À l’origine des Five Eyes, il y a la visite en février 1941, dix mois avant l’attaque de Pearl Harbor, de spécialistes américains du renseignements à Bletchley Park (site du Government Code and Cipher School, c’est-à-dire le bureau anglais responsable de l’interception et du déchiffrage des communications étrangères entre 1919 et 1946), qui marquait le début d’une « relation particulière », à savoir la coopération pour déchiffrer les codes. Cette collaboration a permis le déchiffrage du fameux Enigma utilisé par l’Allemagne nazie, ainsi que de tous les codes utilisés par le Japon dans ses communications diplomatiques ou militaires. Ces informations ont été partagées avec les services de renseignements des principaux dominion britanniques, le Canada, l’Australie et la Nouvelle-Zélande. L’accord secret de Yalta, où l’Union soviétique a déclaré la guerre au Japon, a aussi été partagé avec ces dominion en juillet 1945.

Bletchley Park, le lieu où Five Eyes débuta (cliché fourni par N. Okabe)
Bletchley Park, le lieu où le Five Eyes s’est mis en place (photo fournie par l’auteur)

Un bureau de Bletchley Park où commença la coopération en matière de déchiffrement, consécutive à la visite d'officiers du renseignement américain, qui établit une relation spéciale entre le Royaume-Uni et les États-Unis (photo fournie par l'auteur)
L’un des bureaux de Bletchley Park, où a débuté la coopération en matière de déchiffrement des codes militaires et diplomatiques, consécutive à la visite d’officiers du renseignement américain. Le Royaume-Uni et les États-Unis sont alors rentrés dans des relations spéciales (photo fournie par l’auteur).

Le Japon sur tous les fronts

Après la guerre, les cinq pays ont conclu le traité UKUSA qui garantissait la protection des informations, en analysant et en partageant celles relevant du domaine militaire ainsi que du terrorisme obtenues par le réseau « Echelon » d’interception des communications mis en place dans le monde, à l’origine pour surveiller l’Union soviétique. La Guerre froide terminée, le focus a été placé sur la surveillance du terrorisme international et depuis 2009, sur celle de la Russie et de la Chine. Ces dernières années, la coopération avec le Japon progresse.

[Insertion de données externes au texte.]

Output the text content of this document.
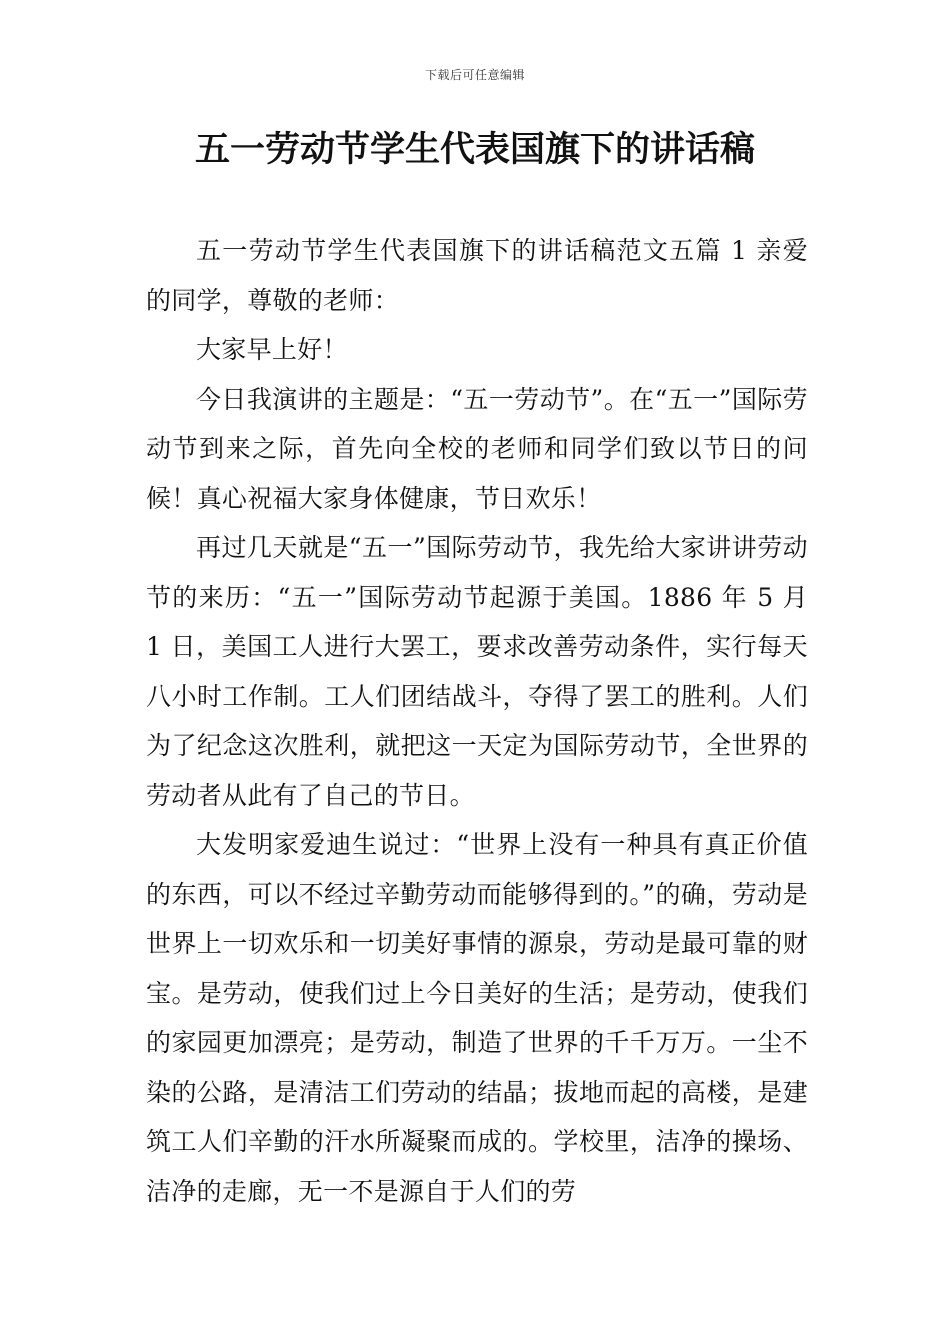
下载后可任意编辑
五一劳动节学生代表国旗下的讲话稿

五一劳动节学生代表国旗下的讲话稿范文五篇 1 亲爱的同学，尊敬的老师：

大家早上好！

今日我演讲的主题是：“五一劳动节”。在“五一”国际劳动节到来之际，首先向全校的老师和同学们致以节日的问候！真心祝福大家身体健康，节日欢乐！

再过几天就是“五一”国际劳动节，我先给大家讲讲劳动节的来历：“五一”国际劳动节起源于美国。1886 年 5 月 1 日，美国工人进行大罢工，要求改善劳动条件，实行每天八小时工作制。工人们团结战斗，夺得了罢工的胜利。人们为了纪念这次胜利，就把这一天定为国际劳动节，全世界的劳动者从此有了自己的节日。

大发明家爱迪生说过：“世界上没有一种具有真正价值的东西，可以不经过辛勤劳动而能够得到的。”的确，劳动是世界上一切欢乐和一切美好事情的源泉，劳动是最可靠的财宝。是劳动，使我们过上今日美好的生活；是劳动，使我们的家园更加漂亮；是劳动，制造了世界的千千万万。一尘不染的公路，是清洁工们劳动的结晶；拔地而起的高楼，是建筑工人们辛勤的汗水所凝聚而成的。学校里，洁净的操场、洁净的走廊，无一不是源自于人们的劳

Le réseau a accumulé les échanges d’informations en envoyant aussi des officiers de liaison. Depuis début 2018, le Japon participe à une structure de partage des informations avec l’Allemagne et la France, car les trois pays ont toujours à l’esprit le risque de cyberattaque chinoise. Sur le plan de la défense spatiale, le Japon a participé pour la première fois en octobre 2018 à un exercice de simulation multi-pays, organisé par l’US STRATCOM. Depuis 2019, il coopère militairement, dans le domaine maritime, avec la France et la Corée du Sud, pour surveiller la Corée du Nord. Avec les États-Unis et le Royaume-Uni, il dénonce les transferts de navire à navire de cargos nord-coréens.

Les conséquences d’une diplomatie chinoise à la « Wolf Warrior »

Suite à la crise du coronavirus et à la situation hongkongaise, le Five Eyes a adopté une posture de confrontation renforcée face à la Chine, en élargissant leur solidarité sur le plan économique et politique, notamment par la fourniture mutuelle de terres rares et de produits médicaux, ou encore en élaborant des mesures coordonnées pour exprimer leur opposition à ce qui se passe à Hong Kong.

Mais le fossé qui existe entre les États-Unis d’une part, et l’Allemagne et la France de l’autre, à propos de sujets comme la répartition appropriée des coûts entraînés par l’OTAN, va grandissant, et au Royaume-Uni, l’idée que le Japon doit s’opposer à la Chine en tant sixième membre des Five Eyes dans une solidarité est devenue dominante. L’Australie, qui y est aussi favorable, propose la création d’une nouvelle sphère de libre-échange dans le Pacifique. Dans un rapport de la Chambre américaine des Représentants, le Japon apparaît comme un partenaire de la mise en commun des informations sur le même plan que les Five Eyes, et les États-Unis sont aussi d’accord pour que le Japon devienne le sixième membre. On peut probablement dire que la diplomatie chinoise à la « Wolf Warrior » [du nom du film d’action chinois sorti en 2015], dopée à la testostérone, est en train de pousser la transformation du Five Eyes en Six Eyes...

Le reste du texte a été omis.